Rosewood Mayakoba wants to change the time you go to bed.
The luxury resort along Mexico’s Riviera Maya, in harmony with the surrounding verdant jungle and white-sand beaches, is both an intoxicating coastal escape and a sanctuary to reinvigorate wellness. Drawing on traditional Ayurvedic practices, the resort’s Sense Spa promotes transformative experiences, with lessons in healing our bodies that extend well beyond the treatments.

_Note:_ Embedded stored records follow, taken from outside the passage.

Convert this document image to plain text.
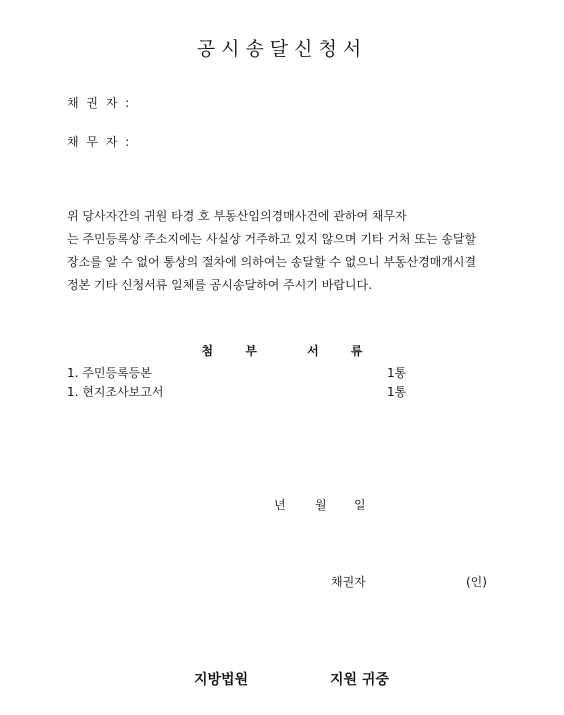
공시송달신청서
채 권 자 :
채 무 자 :
위 당사자간의 귀원 타경 호 부동산임의경매사건에 관하여 채무자
는 주민등록상 주소지에는 사실상 거주하고 있지 않으며 기타 거처 또는 송달할
장소를 알 수 없어 통상의 절차에 의하여는 송달할 수 없으니 부동산경매개시결
정본 기타 신청서류 일체를 공시송달하여 주시기 바랍니다.
첨	부	서	류
1. 주민등록등본	1통
1. 현지조사보고서	1통
년 월 일
채권자	(인)
지방법원	지원 귀중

One easy change to employ is with our sleep. Daniel Seymour, the resident Ayurvedic practitioner, encourages people to consider their Ayurvedic body clock, and when our energy signatures, or dosha, are more active. By honoring these internal processes and building our routine around them, we open ourselves to better energy and clearer minds.
“If we want to live a life where we are thriving, we have to really look at the habits we create. They can determine the overall quality of our life and happiness,” Seymour said.
Emmanuel Arroyo, the regional director of spa & wellness for Rosewood Hotels & Resorts, is the wellness visionary behind Sense Spa. I had the pleasure of speaking with Arroyo about disconnecting from work to live a more authentic expression of our higher purpose. And one of his most important tips? Embrace joy. It was the impetus behind the spa, and the feeling they want to help guests cultivate. “The property is about joy. That’s how I would define it here,” he says.
You’ve worked with many different Rosewood spas, all in unique locations with unique personalities and histories. What was your vision for this one?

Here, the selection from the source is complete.